2. Margareth
“Hecha la ley, hecha la trampa,
el mundo está lleno de tramposos.
Vivimos en un mundo corrompido
donde el dinero lo compra todo.
El dinero puede pagar hasta
la libertad del asesino
más sanguinario de todos.”
Tengo un mal sabor de boca después de la conversación con Samantha en la oficina. Mientras bajo las escaleras para ir a tomar café recuerdo aquellos malditos días.
Aquellas violaciones, los golpes, los gritos, las lágrimas de Samantha, aquellos momentos en los que ella creía que no me enteraba de nada pero la escuchaba maldecir y reprocharse cada una de sus decisiones. Los golpes que se llevó ella por intentar que no me los llevara yo, las heridas y quemaduras que esta porta en su espalda. Y aquella niña, recuerdo a aquella niña rubia de ojos azules, que lloraba con cada herida que nos curaba. Esa niña que iba encadenada de pies y manos, con ropas andrajosas.
No fue culpa de Samantha, fue de ambas, del amor a nuestro trabajo. Es un peligro existente, algo puede sucedernos en cualquier momento, así es nuestra vida y nuestro trabajo. Tampoco fue nuestra culpa que la niña no apareciera. No estaba muerta, simplemente cuando nos rescataron ella ya no estaba allí.
¿Se acordará de la niña?
No hemos hablado de ello desde que sucedió. Nunca lo hemos nombrado, nunca hemos hablado de esa pequeña, ni de lo que nos pasó. Hoy ha sido la primera vez que sale algo a la luz.
Finalmente llegamos a la cafetería. Ambas seguimos muy calladas, perdidas en nuestros pensamientos, que nos torturan día y noche. Nos sentamos en la mesa de siempre en la terraza, al sol y alejadas de cualquier ser humano que pueda poner la antena para escuchar.

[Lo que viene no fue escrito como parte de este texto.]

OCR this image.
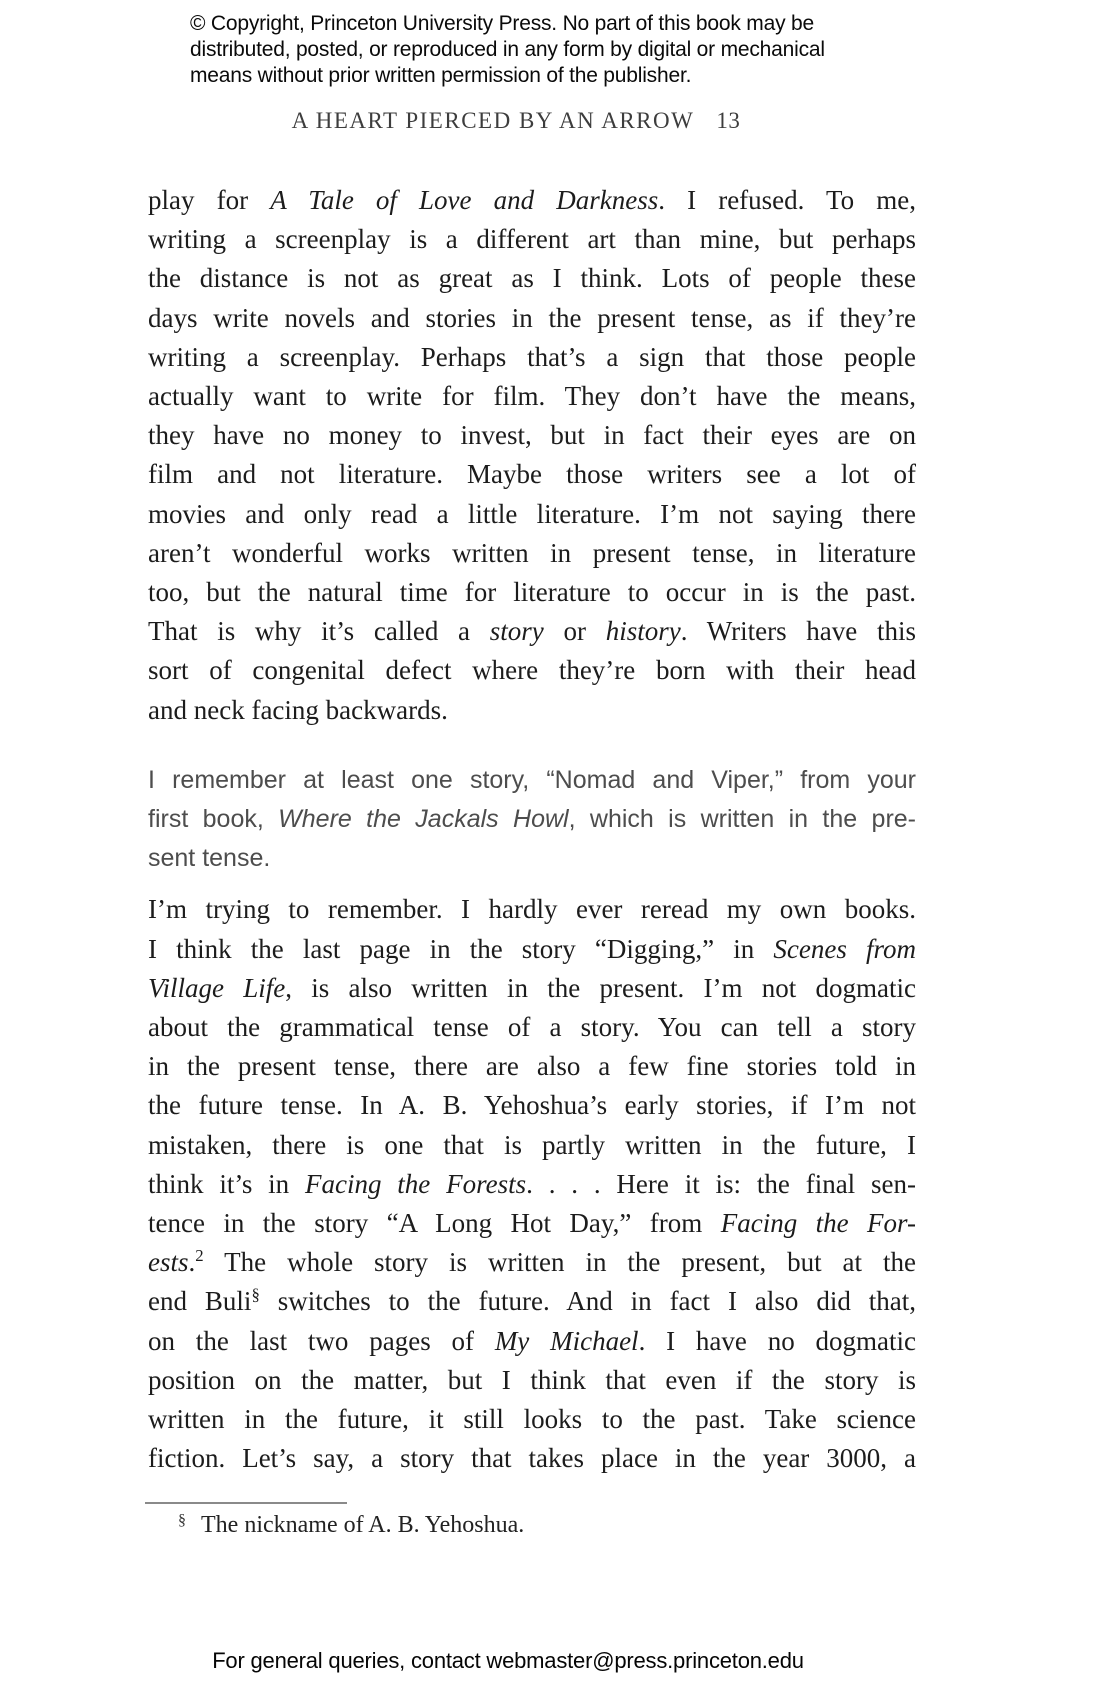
© Copyright, Princeton University Press. No part of this book may be
distributed, posted, or reproduced in any form by digital or mechanical
means without prior written permission of the publisher.
A HEART PIERCED BY AN ARROW 13
play for A Tale of Love and Darkness. I refused. To me,
writing a screenplay is a different art than mine, but perhaps
the distance is not as great as I think. Lots of people these
days write novels and stories in the present tense, as if they’re
writing a screenplay. Perhaps that’s a sign that those people
actually want to write for film. They don’t have the means,
they have no money to invest, but in fact their eyes are on
film and not literature. Maybe those writers see a lot of
movies and only read a little literature. I’m not saying there
aren’t wonderful works written in present tense, in literature
too, but the natural time for literature to occur in is the past.
That is why it’s called a story or history. Writers have this
sort of congenital defect where they’re born with their head
and neck facing backwards.
I remember at least one story, “Nomad and Viper,” from your
first book, Where the Jackals Howl, which is written in the pre-
sent tense.
I’m trying to remember. I hardly ever reread my own books.
I think the last page in the story “Digging,” in Scenes from
Village Life, is also written in the present. I’m not dogmatic
about the grammatical tense of a story. You can tell a story
in the present tense, there are also a few fine stories told in
the future tense. In A. B. Yehoshua’s early stories, if I’m not
mistaken, there is one that is partly written in the future, I
think it’s in Facing the Forests. . . . Here it is: the final sen-
tence in the story “A Long Hot Day,” from Facing the For-
ests.$^2$ The whole story is written in the present, but at the
end Buli§ switches to the future. And in fact I also did that,
on the last two pages of My Michael. I have no dogmatic
position on the matter, but I think that even if the story is
written in the future, it still looks to the past. Take science
fiction. Let’s say, a story that takes place in the year 3000, a
§ The nickname of A. B. Yehoshua.
For general queries, contact webmaster@press.princeton.edu
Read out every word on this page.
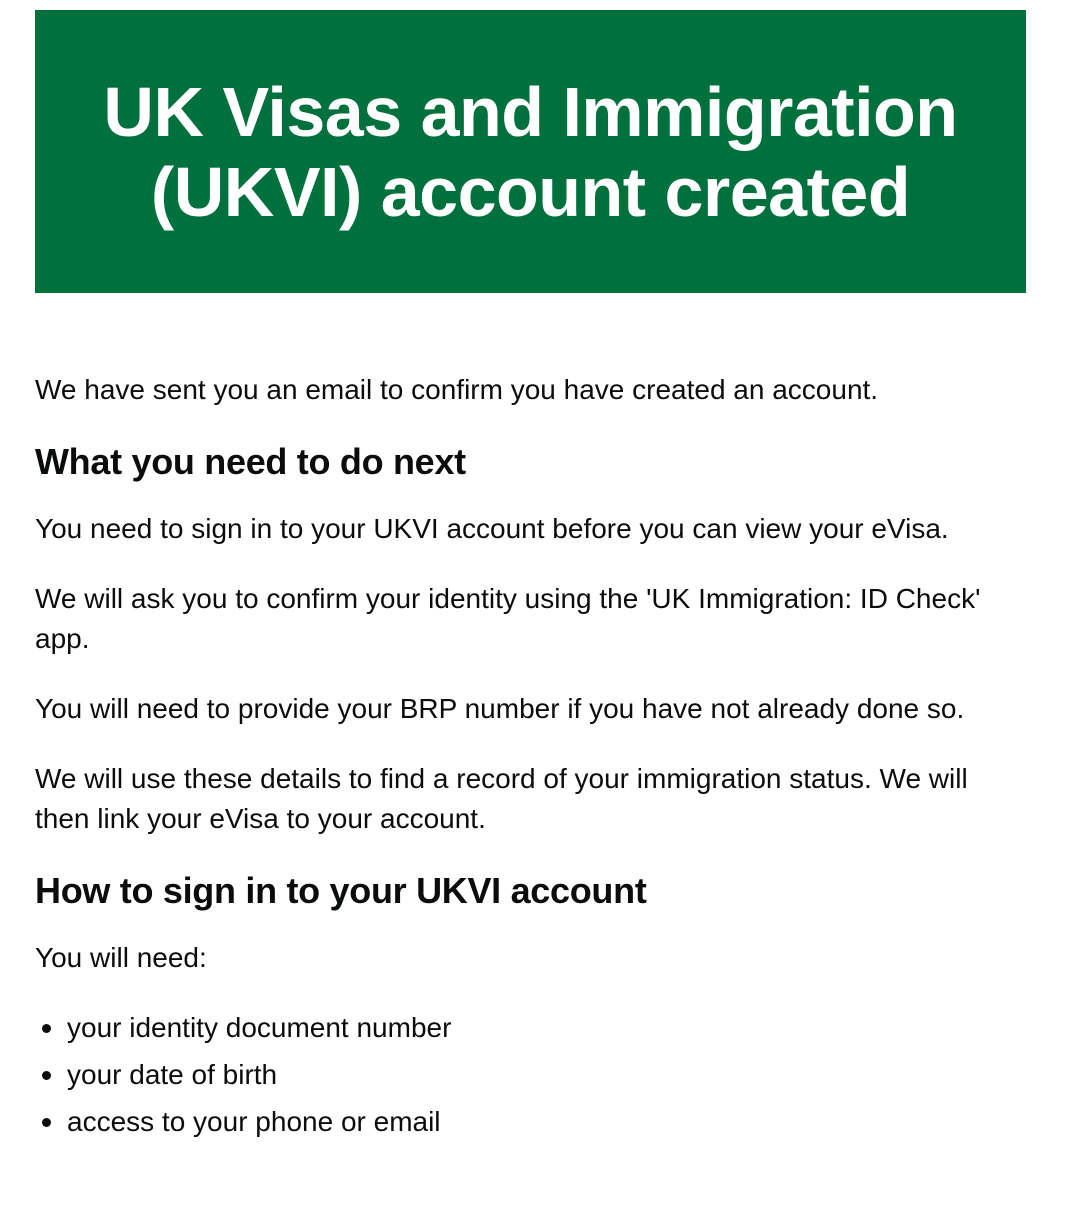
UK Visas and Immigration
(UKVI) account created

We have sent you an email to confirm you have created an account.

What you need to do next

You need to sign in to your UKVI account before you can view your eVisa.

We will ask you to confirm your identity using the 'UK Immigration: ID Check' app.

You will need to provide your BRP number if you have not already done so.

We will use these details to find a record of your immigration status. We will then link your eVisa to your account.

How to sign in to your UKVI account

You will need:

your identity document number
your date of birth
access to your phone or email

—Hola, preciosas, un café con leche y un Cola Cao, ¿verdad? ¿Ambos con tostadas de tomate? —dice el camarero—. ¿Estáis bien? Tenéis mala cara.
—Sí, Jorge, lo de siempre —digo con una amplia sonrisa—. Tranquilo, demasiado trabajo y papeleo.
Entonces se marcha. Parece que mi explicación le ha convencido.
—Este chico cada día está más bueno —dice Samantha—. ¿Qué estás mirando?
—A esos dos policías que vienen directos aquí.
Entonces veo cómo se gira con disimulo, pero a mí no me engaña. Su gran debilidad son los uniformes, es ver uno y caerle las bragas literalmente al suelo.
—¡Ohhh, por Dios! Yo quiero que me detenga el moreno. ¡¡A ese le enseñaba lo que es una mujer de verdad!! —dice volviéndose hacia mí.
Pongo los ojos en blanco y sigo el camino de ellos con la mirada.
—Pues igual podrías hacerlo ahora. Porque me da que es verdad que van a venir hacia aquí. Están hablando con Jorge y él señala esta mesa.
—Buenos días, señoritas, ¿son ustedes las propietarias de Temis detectives? —pregunta el policía de ojos azules mientras se acerca a nosotras.
—Sí. ¿Podemos saber quién lo pregunta? —digo mirándolos fijamente.
—La policía —contesta el compañero de este arqueando una ceja.
Es impresionante, atractivo. Tiene el pelo rapado, los ojos verdes, cuerpo atlético, es moreno de piel y tiene una cara de niño bueno que me vuelve loca.